There are a plethora of pubs in Tokyo where you can enjoy good sake, but all too often we only read about those in the center of town. The truth, of course, is that there are plenty of great venues outside the Yamanote loop and beyond. Here are a few worth the short or midrange trip:
Tempura Arakawa is a five-minute walk from Higashi Jujo Station on the Keihin Tohoku Line. Located on the ground floor of an apartment building, it seems an unlikely place for a purveyor of fine tempura and sake, but that’s exactly what it is. A huge sake refrigerator reassuringly greets you upon entering. The interior is polished, slick and refined.
The main focus here is on Juyondai, but the owner is fairly keen on giving sake recommendations, so feel free to put yourself in his hands. You can learn a lot about sake at a place like this.
Odakyu Mansion 1F, 3-3-1 Higashi Jujo, Kita-ku, (03) 3912-1430. A map can be found at www.kappore.co.jp/sakabayashi/arakwa.html
Yotta is a tiny place very close to Asagaya Station, consisting of basically a counter-lined kitchen. With a core of standard selections and a wide range of regularly changing sake, there are usually about 60 to choose from. The selections of the month are listed on a large sign hanging from the ceiling, keeping you from having to grope through a big menu.
Although the menu is diverse, one of the specialties here is the genre known as chinmi, which might best translate as “curiously flavored dishes.” There are usually 20 of these small, often richly flavored sake snacks from the countryside all over Japan.
2-15-4 Asagaya Kita, Suginami-ku. (03) 3336-7650. Open Mon.-Sat., 6 p.m.-12 a.m.
Sake no Ikesu Hachioji is almost an hour out of Shinjuku, and it is likely rare that folks will deliberately head out of town that far just for an evening out. But if you live around Hachioji, Ikesu is very well worth a visit.
The outside is hard to miss, with its bright orange noren curtain and empty sake casks piled high. The dark, cluttered, old-farmhouse feel of the woody interior is immediately calming. The large, stern-looking proprietor, with his shaved head and booming voice, might seem intimidating, but he is actually quite kind and funny.
Wonderful sake from every nook and cranny of Japan works its way into Ikesu; the owner always seems to be finding something new and different. The food is made with great care and is highly satisfying (even if the menu is a bit hard to navigate). Be sure to try the nabe in winter.

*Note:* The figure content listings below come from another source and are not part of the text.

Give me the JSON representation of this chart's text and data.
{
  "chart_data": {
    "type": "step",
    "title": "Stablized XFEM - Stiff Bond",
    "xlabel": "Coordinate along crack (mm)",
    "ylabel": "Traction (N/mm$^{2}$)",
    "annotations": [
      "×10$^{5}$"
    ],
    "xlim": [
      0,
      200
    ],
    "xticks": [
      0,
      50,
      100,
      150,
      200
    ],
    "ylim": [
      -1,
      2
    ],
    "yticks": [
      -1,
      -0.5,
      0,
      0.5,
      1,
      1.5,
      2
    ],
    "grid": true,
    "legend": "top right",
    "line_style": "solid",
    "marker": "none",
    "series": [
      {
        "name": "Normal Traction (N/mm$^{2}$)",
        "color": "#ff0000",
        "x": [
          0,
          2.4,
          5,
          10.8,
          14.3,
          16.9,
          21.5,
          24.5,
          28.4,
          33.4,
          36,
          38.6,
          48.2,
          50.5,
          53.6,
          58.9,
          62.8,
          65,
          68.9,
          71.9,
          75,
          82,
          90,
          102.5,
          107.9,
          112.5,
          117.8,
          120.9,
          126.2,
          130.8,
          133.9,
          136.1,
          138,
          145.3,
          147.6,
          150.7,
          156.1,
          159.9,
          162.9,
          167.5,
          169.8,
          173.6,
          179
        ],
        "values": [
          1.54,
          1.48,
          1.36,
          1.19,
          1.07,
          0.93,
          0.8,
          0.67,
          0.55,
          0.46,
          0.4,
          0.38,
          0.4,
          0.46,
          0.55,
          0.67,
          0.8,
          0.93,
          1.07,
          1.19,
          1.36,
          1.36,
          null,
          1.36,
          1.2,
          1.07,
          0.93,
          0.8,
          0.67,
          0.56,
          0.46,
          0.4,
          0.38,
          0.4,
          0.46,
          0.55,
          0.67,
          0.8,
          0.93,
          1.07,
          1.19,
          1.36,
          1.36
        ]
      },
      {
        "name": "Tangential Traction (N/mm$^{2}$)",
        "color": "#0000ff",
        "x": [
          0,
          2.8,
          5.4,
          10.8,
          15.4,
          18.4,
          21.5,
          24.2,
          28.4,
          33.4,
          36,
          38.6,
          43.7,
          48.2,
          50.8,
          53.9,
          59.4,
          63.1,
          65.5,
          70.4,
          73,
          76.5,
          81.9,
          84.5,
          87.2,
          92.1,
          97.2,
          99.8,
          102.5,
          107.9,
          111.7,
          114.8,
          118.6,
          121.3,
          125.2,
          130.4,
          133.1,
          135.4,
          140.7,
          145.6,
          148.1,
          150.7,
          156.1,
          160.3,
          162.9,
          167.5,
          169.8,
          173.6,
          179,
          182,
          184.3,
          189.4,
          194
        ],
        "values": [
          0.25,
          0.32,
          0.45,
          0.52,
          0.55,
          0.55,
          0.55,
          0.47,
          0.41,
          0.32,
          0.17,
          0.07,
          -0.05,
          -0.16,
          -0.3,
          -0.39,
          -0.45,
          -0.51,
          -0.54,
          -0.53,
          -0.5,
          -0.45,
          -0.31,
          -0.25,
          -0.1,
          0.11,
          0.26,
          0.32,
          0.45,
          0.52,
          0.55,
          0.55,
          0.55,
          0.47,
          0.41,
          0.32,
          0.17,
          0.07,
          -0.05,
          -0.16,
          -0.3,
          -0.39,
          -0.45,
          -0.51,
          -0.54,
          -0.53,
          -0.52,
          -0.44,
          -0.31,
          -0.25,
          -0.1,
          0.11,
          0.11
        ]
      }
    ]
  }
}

3-10-6 Meijin-cho, Hachioji-shi, (0462) 42-1508. Open Mon.-Sat., 5-11 p.m.
Although from the outside, Yakitori Masa is an innocuous-looking yakitori shop on an side street in not-too-distant Nishi-Okigubo, it is actually a well-known sake haven. It’s pretty much always packed and overflowing with happy people who know their sake. The shop is narrow, consisting of one counter facing the kitchen, a series of long tables against the wall, and two or three tiny tables in the back. Lots of regulars here.

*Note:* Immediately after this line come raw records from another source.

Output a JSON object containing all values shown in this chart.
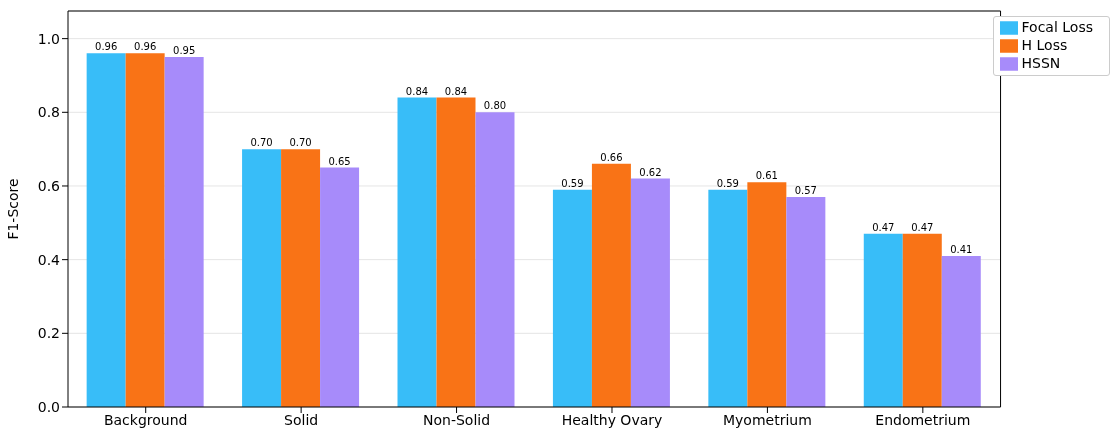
{
  "chart_data": {
    "type": "bar",
    "ylabel": "F1-Score",
    "categories": [
      "Background",
      "Solid",
      "Non-Solid",
      "Healthy Ovary",
      "Myometrium",
      "Endometrium"
    ],
    "series": [
      {
        "name": "Focal Loss",
        "color": "#38bdf8",
        "values": [
          0.96,
          0.7,
          0.84,
          0.59,
          0.59,
          0.47
        ],
        "value_labels": [
          "0.96",
          "0.70",
          "0.84",
          "0.59",
          "0.59",
          "0.47"
        ]
      },
      {
        "name": "H Loss",
        "color": "#f97316",
        "values": [
          0.96,
          0.7,
          0.84,
          0.66,
          0.61,
          0.47
        ],
        "value_labels": [
          "0.96",
          "0.70",
          "0.84",
          "0.66",
          "0.61",
          "0.47"
        ]
      },
      {
        "name": "HSSN",
        "color": "#a78bfa",
        "values": [
          0.95,
          0.65,
          0.8,
          0.62,
          0.57,
          0.41
        ],
        "value_labels": [
          "0.95",
          "0.65",
          "0.80",
          "0.62",
          "0.57",
          "0.41"
        ]
      }
    ],
    "ylim": [
      0,
      1.075
    ],
    "yticks": [
      {
        "value": 0,
        "label": "0.0"
      },
      {
        "value": 0.2,
        "label": "0.2"
      },
      {
        "value": 0.4,
        "label": "0.4"
      },
      {
        "value": 0.6,
        "label": "0.6"
      },
      {
        "value": 0.8,
        "label": "0.8"
      },
      {
        "value": 1,
        "label": "1.0"
      }
    ],
    "grid": "y",
    "legend": "top right"
  }
}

There are 120 sake. The easiest thing to do is to pick what you want from behind the glass case running the length of the shop. But if you take time to prod the menu and the proprietor, they have an entire basement full of special and hard-to-get sake. If you want to try something unique, this is the place.
A note of caution: Prices on most sake are not marked. Keep in mind that some of the more special selections have been known to cost an arm and a leg.
3-31-10 Nishi Ogikita, Suginami-ku, (03) 3395-9667. Open daily 5.30 p.m.-12 a.m., closed Wed. For a map and more information see yakitorimasa.hoops.ne.jp/Main1.html
This is a fascinating sake that is more easily available in Osaka than in Tokyo, but well-worth the search no matter where you are. Sometimes fruity, sometimes earthy, always balanced and well-rounded, Amanozake has countless facets that it reveals in rotation, with temperature playing an all-important role. Amanozake is a name to remember for true sake fans.